İnsanlar çekinerek soruyorlar: “Bugün o gaziyi işten atanlar kendi çocuklarını o okullara göndermediler mi? Kendileri, söz konusu cemaatin liderine kalkan olup, onun hakkındaki eleştirilere adeta ‘günah’ gibi bakmadılar mı?
Öğretmenler üzerinde total kontrol sağlamak için, telefonları da dahil olmak üzere, nasıl her türlü teknolojinin kullanıldığı anlatılıyor mesela.
FETÖ’yle METÖ’yle alakası olmayan öğretmenin maaşına; bürokratın mal varlığına (mesela topu topu 1 araba!) nasıl el konduğunu anlatıyor herkes.
Fısıltıyla...
“Korkuyoruz” diyerek, “bir şey konuşamıyoruz ki”, “kimse kimseye güvenemiyor ki” diyerek...

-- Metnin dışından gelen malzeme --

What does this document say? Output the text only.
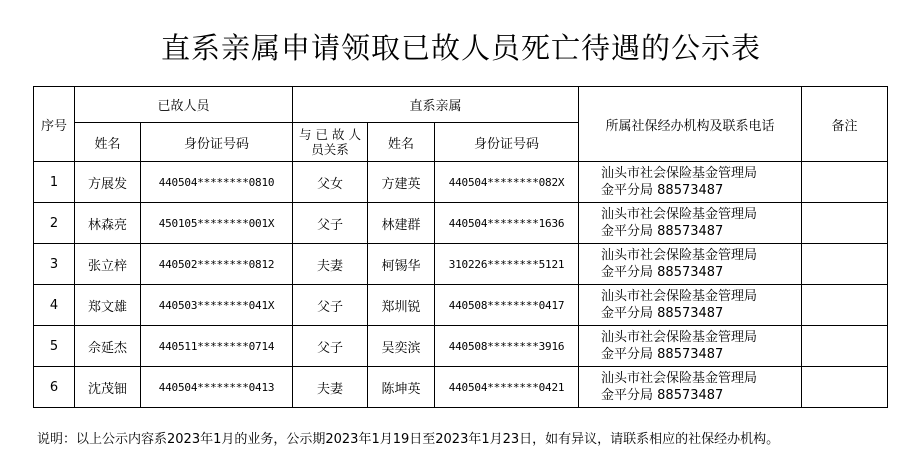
直系亲属申请领取已故人员死亡待遇的公示表
序号	已故人员		直系亲属			所属社保经办机构及联系电话	备注
	姓名	身份证号码	与 已 故 人员关系	姓名	身份证号码		
1	方展发	440504********0810	父女	方建英	440504********082X	汕头市社会保险基金管理局
金平分局 88573487	

2	林森亮	450105********001X	父子	林建群	440504********1636	汕头市社会保险基金管理局
金平分局 88573487	

3	张立梓	440502********0812	夫妻	柯锡华	310226********5121	汕头市社会保险基金管理局
金平分局 88573487	

4	郑文雄	440503********041X	父子	郑圳锐	440508********0417	汕头市社会保险基金管理局
金平分局 88573487	

5	佘延杰	440511********0714	父子	吴奕滨	440508********3916	汕头市社会保险基金管理局
金平分局 88573487	

6	沈茂钿	440504********0413	夫妻	陈坤英	440504********0421	汕头市社会保险基金管理局
金平分局 88573487	

说明：以上公示内容系2023年1月的业务，公示期2023年1月19日至2023年1月23日，如有异议，请联系相应的社保经办机构。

Mesela fısıltıların yeraltı dünyasında, “15 Temmuz darbesinin arkasında gerçekten nelerin ve kimlerin olduğunu çok sonra anlayacağız” diyorlar.
“10 binlerce insan işten atılıyorsa, devletin tamamını ele geçirmiş bu paralel... Peki AKP içinde neden temizlik yapılmıyor? İktidarlarını şimdilik ve hâlâ FETÖ’cü milletvekilleri sayesinde mi koruyorlar?” diye soruyor insanlar... Fısıltıyla...
İşadamları arasında piyasada “yeni rekabet kuralları”ndan bahsediliyor. Eğer rekabet sorununuz varsa, artık yepyeni muhteşem bir silahınız var: ürünüyle rekabet edemediğiniz rakibinize çamur atmak en geçerli yol haline gelmiş durumda... İsterseniz “darbeci” deyin; isterseniz “FETÖ’cü”... Rakibinizin malları artık sizin uyduruk ve hileli mallarınız karşısında kolay kolay tutunamazlar...
Artık ahlakın öneminin kalmadığı anlatılıyor.
Mühim olanın “güç inşa etmek” olduğunu öğreniyor yeni nesiller... Büyüklerinden öğreniyorlar bunu...
İnsanların yakınları, sevdikleri, saygı duydukları insanlar gözaltına alınıyor; tutuklanıyor... Ve etraflarında bir anda kimse kalmıyor...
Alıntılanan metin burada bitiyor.